The current set up is very convoluted and really needs to be refactored in a major way. For example, if you can follow this:

f_open() calls find_volume() (in ff.c) which calls disk_initialize() (in dsikio.c) which calls SD_initialize() (in sd_diskio.c) which calls BSP_SD_Init() (in stm32l476.c) which calls HAL_SD_Init() (in stm32l4xx_hal_sd.c) which calls HAL_SD_MspInit() (in my stm32l4xx_hal_msp.c file) which configures the SD once again! Sigh! Also, setting the dma handlers in the sd handler is done in a lot of different places and is hard to track down. The above example is the only reasonable example I found for sdio for the STM32L476 and once again it is not consistent the code generated by the Cube.

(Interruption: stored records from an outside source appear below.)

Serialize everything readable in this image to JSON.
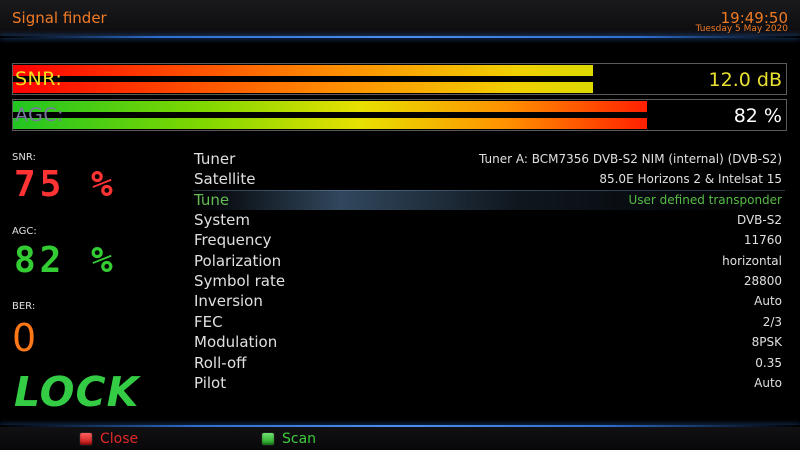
{
  "header": {
    "title": "Signal finder",
    "time": "19:49:50",
    "date": "Tuesday  5 May 2020"
  },
  "bars": {
    "snr": {
      "label": "SNR:",
      "value": "12.0 dB",
      "fill_fraction": 0.75
    },
    "agc": {
      "label": "AGC:",
      "value": "82 %",
      "fill_fraction": 0.82
    }
  },
  "left": {
    "snr_label": "SNR:",
    "snr_value": "75 %",
    "agc_label": "AGC:",
    "agc_value": "82 %",
    "ber_label": "BER:",
    "ber_value": "0",
    "lock": "LOCK"
  },
  "info": [
    {
      "key": "Tuner",
      "value": "Tuner A: BCM7356 DVB-S2 NIM (internal) (DVB-S2)"
    },
    {
      "key": "Satellite",
      "value": "85.0E Horizons 2 & Intelsat 15"
    },
    {
      "key": "Tune",
      "value": "User defined transponder",
      "selected": true
    },
    {
      "key": "System",
      "value": "DVB-S2"
    },
    {
      "key": "Frequency",
      "value": "11760"
    },
    {
      "key": "Polarization",
      "value": "horizontal"
    },
    {
      "key": "Symbol rate",
      "value": "28800"
    },
    {
      "key": "Inversion",
      "value": "Auto"
    },
    {
      "key": "FEC",
      "value": "2/3"
    },
    {
      "key": "Modulation",
      "value": "8PSK"
    },
    {
      "key": "Roll-off",
      "value": "0.35"
    },
    {
      "key": "Pilot",
      "value": "Auto"
    }
  ],
  "footer": {
    "red_label": "Close",
    "green_label": "Scan"
  },
  "colors": {
    "accent": "#f07a24",
    "snr_text": "#ff3333",
    "agc_text": "#33cc33",
    "selected": "#55bb44",
    "header_line": "#2f6fd0"
  }
}
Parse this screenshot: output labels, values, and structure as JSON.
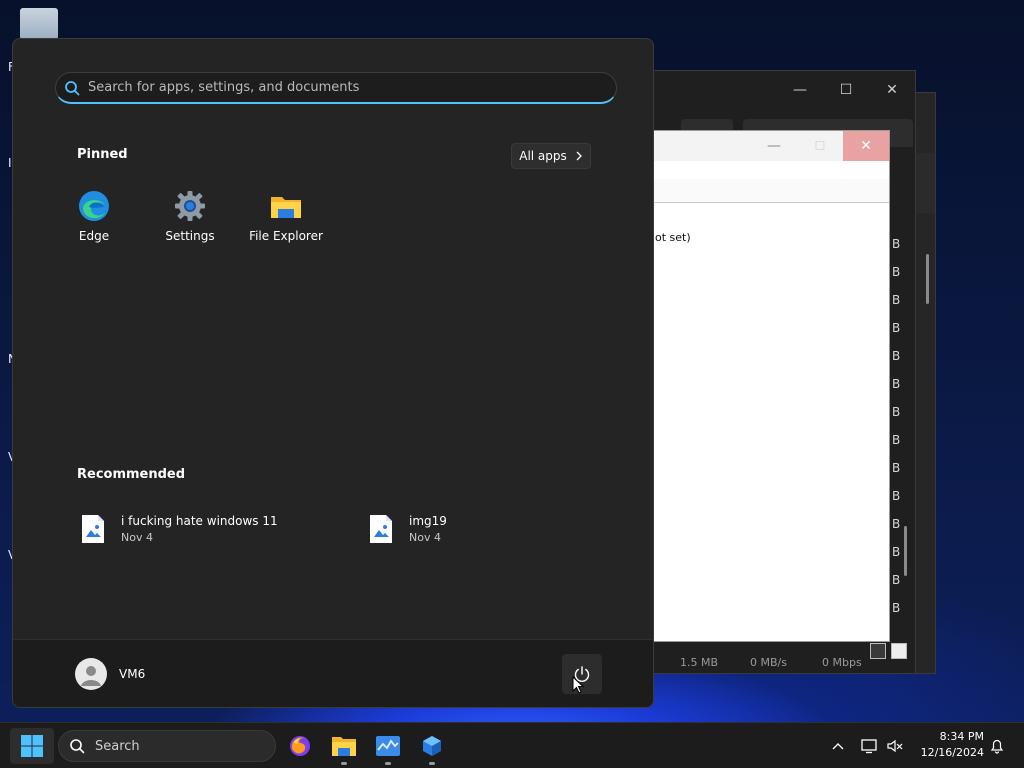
{
  "search": {
    "placeholder": "Search for apps, settings, and documents"
  },
  "pinned": {
    "title": "Pinned",
    "all_apps_label": "All apps",
    "apps": [
      {
        "label": "Edge",
        "icon": "edge-icon"
      },
      {
        "label": "Settings",
        "icon": "gear-icon"
      },
      {
        "label": "File Explorer",
        "icon": "folder-icon"
      }
    ]
  },
  "recommended": {
    "title": "Recommended",
    "items": [
      {
        "name": "i fucking hate windows 11",
        "date": "Nov 4",
        "icon": "image-file-icon"
      },
      {
        "name": "img19",
        "date": "Nov 4",
        "icon": "image-file-icon"
      }
    ]
  },
  "user": {
    "name": "VM6"
  },
  "taskbar": {
    "search_label": "Search",
    "time": "8:34 PM",
    "date": "12/16/2024"
  },
  "background": {
    "not_set_text": "ot set)",
    "b_label": "B",
    "status": [
      "1.5 MB",
      "0 MB/s",
      "0 Mbps"
    ]
  },
  "colors": {
    "accent": "#4cc2ff",
    "menu_bg": "#242424",
    "taskbar_bg": "#1c1c1c"
  }
}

In the end, I was able to run the example 1000 times with each time opening the file, writing the file, closing the file, re-opening the file, reading the file, and confirming it was the same as that written. I am not running f_mkfs(). Each time, an LED toggles on my board; I can see there are times it stops for a noticeable fraction of a second, but no errors occur. With my 72MHz system frequency and uSdHandle.Init.ClockDiv set to 4, each complete iteration takes 42ms.

Finally, finally, this took a number of weeks of long days including weekends; I wouldn't suggest taking it on unless you are willing to invest the time; I'm sure there are easier and more efficient ways of accomplishing the same, but I couldn't find them with the sparse documentation available. I would suggest ST consider investing some resources to clean this up. Anyways, I think I am done for now and ready to move on.

Posted on December 15, 2016 at 02:22

I'm glad it worked for you in the end although you took kinda round way, btw in cube generation settings there is an option to generate a separate pair of h/c files for each peripheral so it makes your code much cleaner personally I always use it. Secondly code generated by Cube is more or less ok, but you have to remember where to put your code because Cube like to overwrite code which is in 'wrong' place. What you wrote regarding eval project is totally right and makes sense. Btw since you use LORA I assume you work heavily on optimizing your power consumption, what are your average current when using SD Card? I heard it can actually drain quite a lot...

robertwood9170
Associate II
Posted on December 15, 2016 at 21:17

Update 2: f_mkfs() is now working as well; indeed, it appears everything in fatfs (that I have tried is working). This is for ClockDiv = 3 (SD-CLK = 9.6MHz) or larger, for ClockDIv = 2 (SD-CLK=12MHz) it doesn't work at all. I'm currently mostly using ClockDiv = 4 (SD-CLK=8MHz). Now here's the interesting thing: for a test bench which is mostly writes, the frequency of SD-CLK make very little difference. For example, in a test bench that links, mounts, opens a file, write 100 lines of 47 characters each, closes, opens, and reads the complete contents once (it actually does a bit more, but I don't believe it is significant):

FD-CLK = 8MHz: 88ms/iteration (I do 100 iterations).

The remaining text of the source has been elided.